Hoffnungsschimmer Großräschener See
Die Touristikfirma hat vorsorglich ein Büro am Großräschener See bezogen. Hier ist es noch deutlich ruhiger als in Senftenberg. Am Ufer wächst zwar Wein, es gibt ein kleines Café. Doch die Bootsstege sind bisher nur mäßig besetzt, an der sogenannten IBA-Terrasse ist von einem Urlauberansturm nichts zu sehen. Grund: Noch ist der See gewissermaßen Betriebsgelände, Restloch Meuro. Auch am hellen 900 Meter langen Sandstrand stehen noch "Betreten verboten!"-Schilder. Noch für diesen Sommer aber wird die Freigabe erwartet.

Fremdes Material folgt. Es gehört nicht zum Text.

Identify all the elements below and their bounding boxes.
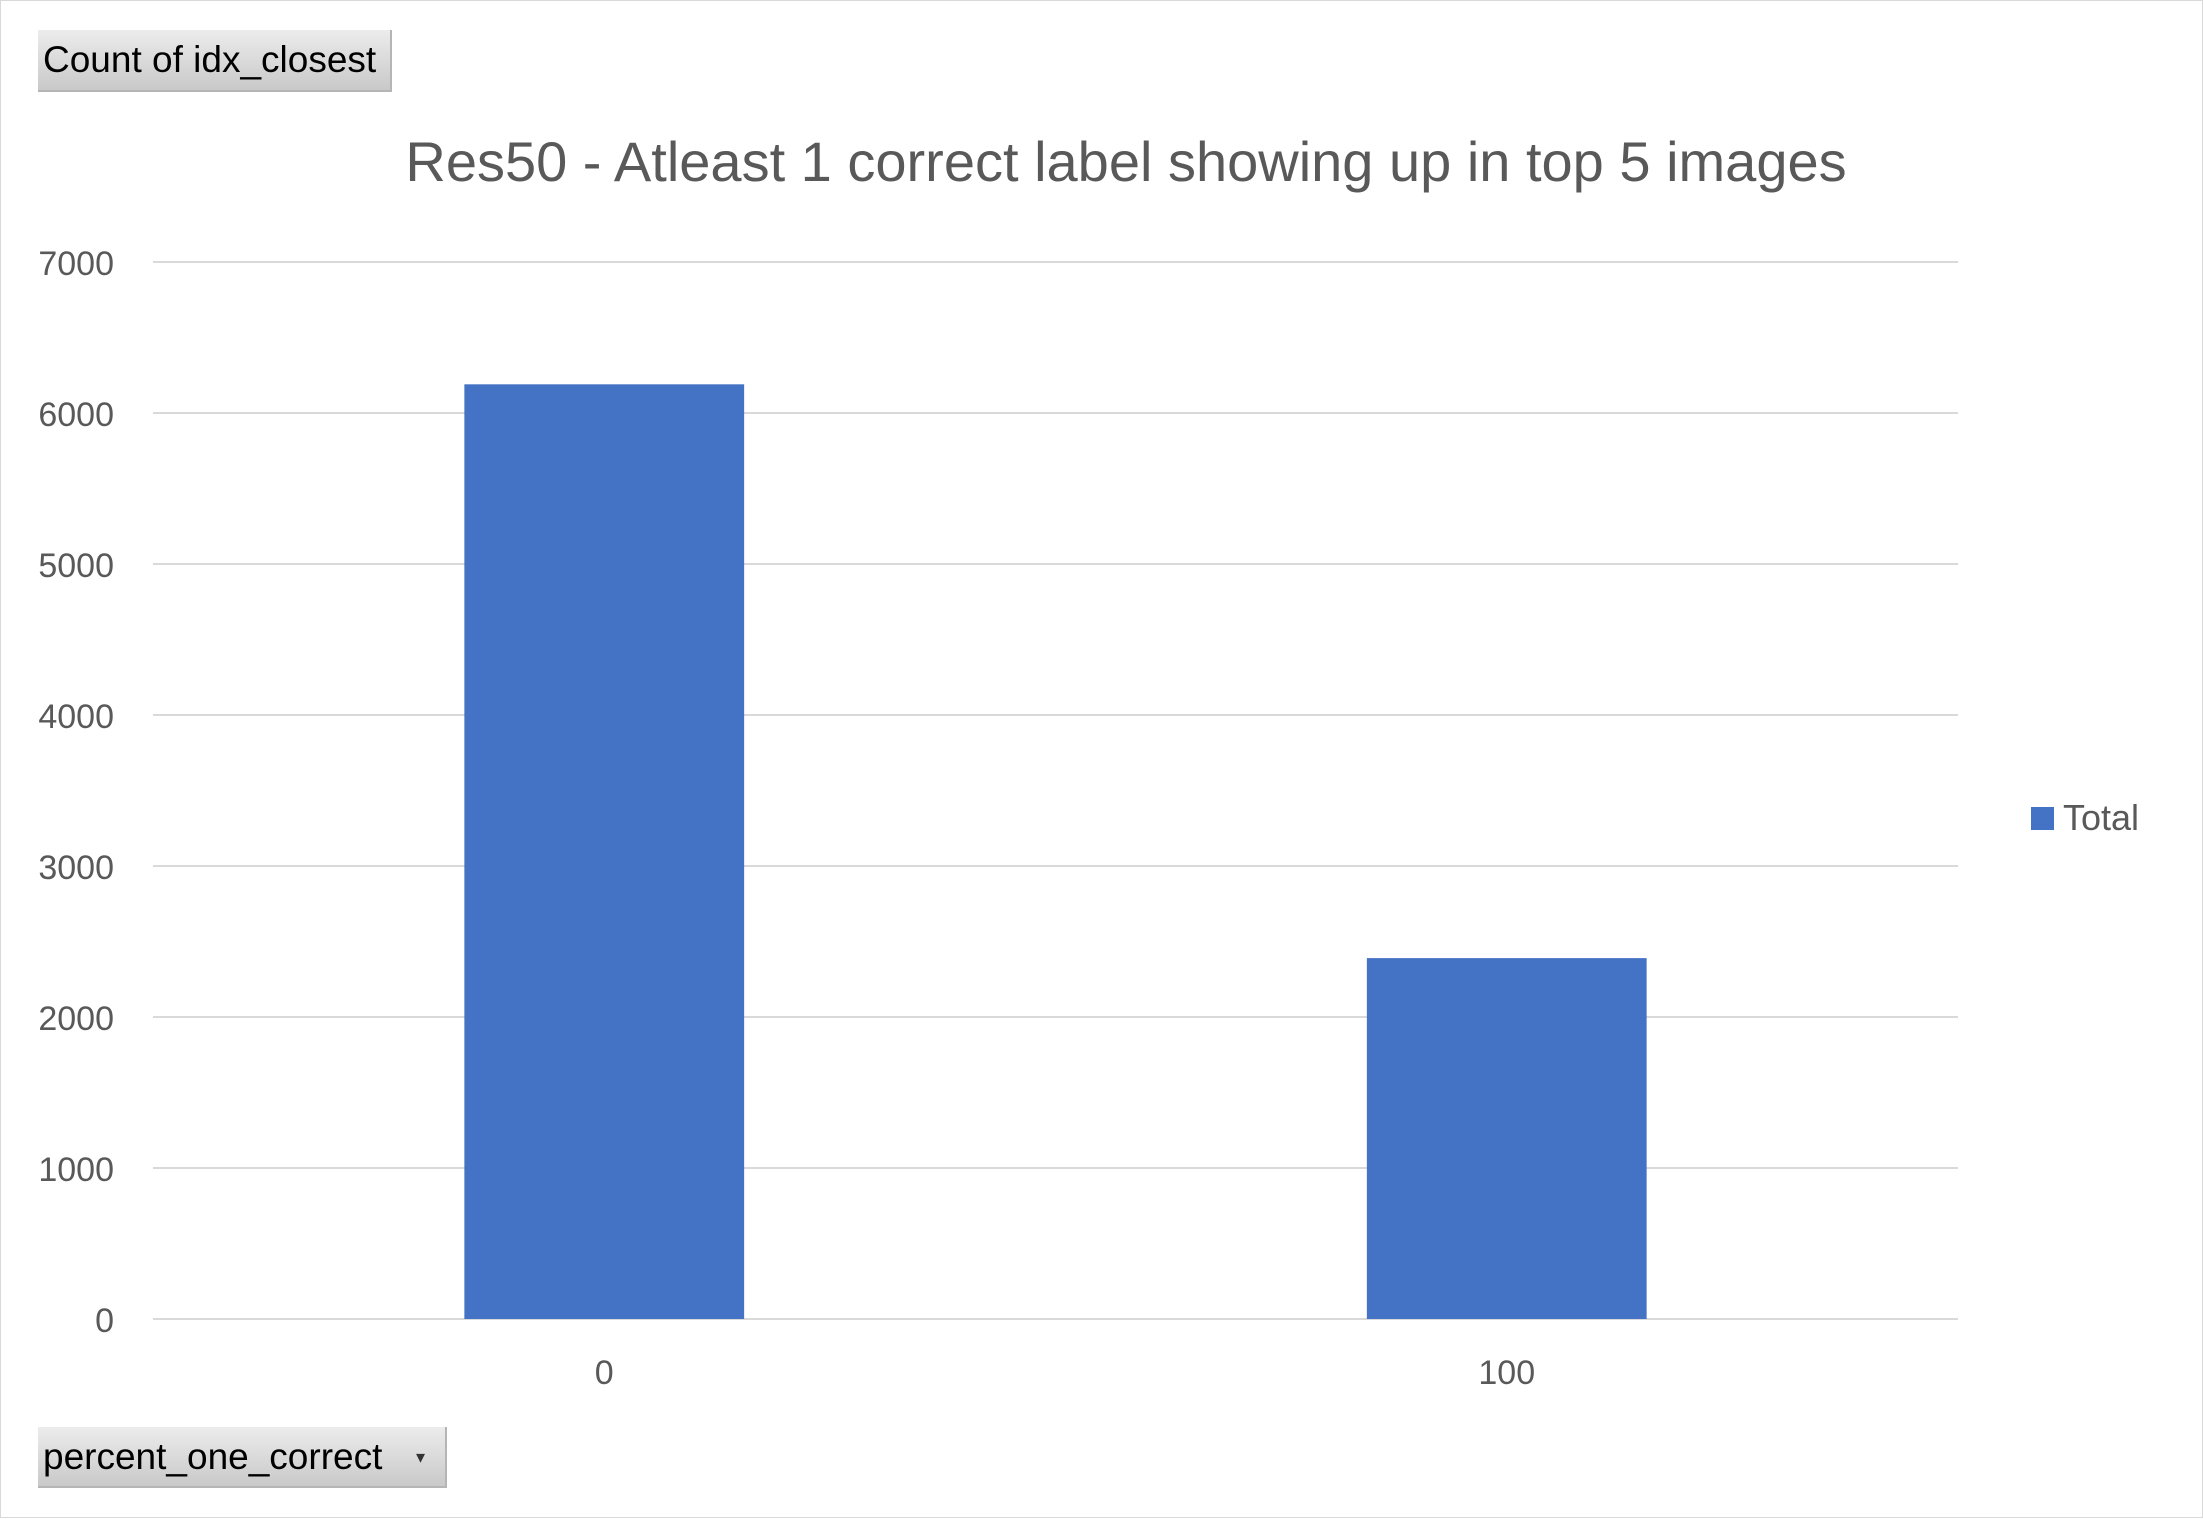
y-tick-label: 2000 [38,1000,114,1038]
legend[interactable]: Total [2031,797,2139,839]
y-tick-label: 5000 [38,547,114,585]
chevron-down-icon[interactable]: ▾ [415,1447,425,1467]
legend-swatch-total [2031,806,2054,830]
bar [464,384,745,1319]
y-tick-label: 1000 [38,1151,114,1189]
bar [1366,958,1647,1319]
y-tick-label: 4000 [38,698,114,736]
y-tick-label: 3000 [38,849,114,887]
y-tick-label: 7000 [38,245,114,283]
y-tick-label: 6000 [38,396,114,434]
legend-label-total: Total [2063,797,2140,838]
value-field-button[interactable]: Count of idx_closest [38,30,392,92]
chart-title: Res50 - Atleast 1 correct label showing … [405,130,1847,193]
axis-field-label: percent_one_correct [43,1436,383,1477]
x-tick-label: 100 [1478,1354,1535,1392]
value-field-label: Count of idx_closest [43,39,377,80]
axis-field-button[interactable]: percent_one_correct ▾ [38,1427,447,1488]
y-tick-label: 0 [95,1302,114,1340]
x-tick-label: 0 [595,1354,614,1392]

"Noch vor 30 Jahren war das hier eine staubige, trockene Gegend. Es gab tote Bäume", erinnert sich Uwe Steinhuber vom Bergbausanierer LMBV. Jetzt sei mit dem See hier ein Kleinod entstanden. Experten und Touristiker warten nun sehnsüchtig darauf, dass es so richtig losgeht. Dann, so die Hoffnung, dürften auch rund um Großräschen (Oberspreewald-Lausitz) neue Unterkünfte öffnen. Denn noch fehlen gerade im Sommer Übernachtungsmöglichkeiten. "Wir haben viel Potenzial", betont der Vizechef des grenzübergreifenden Tourismusverbandes Lausitzer Seenland, Marcus Heberle. Wie viele Menschen der Region ihr Geld inzwischen mit dem Tourismus verdienen, wurde noch nicht erhoben.
Wellness als Touristenmagnet im Winter
Noch ist das Lausitzer Seenland ein reines Sommerziel. Fast jedenfalls. Denn es gibt Bestrebungen, auch zu anderen Jahreszeiten Touristen anzulocken. Zum Beispiel im Senftenberger Wellnesshotel "Seeschlösschen". Die Luxusherberge fällt schon von außen mit seiner Natursteinfassade ins Auge. Drin stehen antike Ledersessel, hängen von der Decke Kronleuchter.
In den vergangenen Jahren hat Inhaber Maik Zander zudem vor allem in den Wellnessbereich investiert. "Die Auslastung bleibt dadurch das ganze Jahr über relativ stabil und gleichmäßig“, resümiert der Hotelier. "Urlaub an der ehemaligen Tagebaukante: Das funktioniere im Lausitzer Seenland schon ganz gut", so Eckhard Hoika. Sicher werde es auch mal Schwierigkeiten geben. "Aber man sieht, dass es jedes Jahr vorwärts geht", so der ehemalige Bergmann und jetzige Touristiker.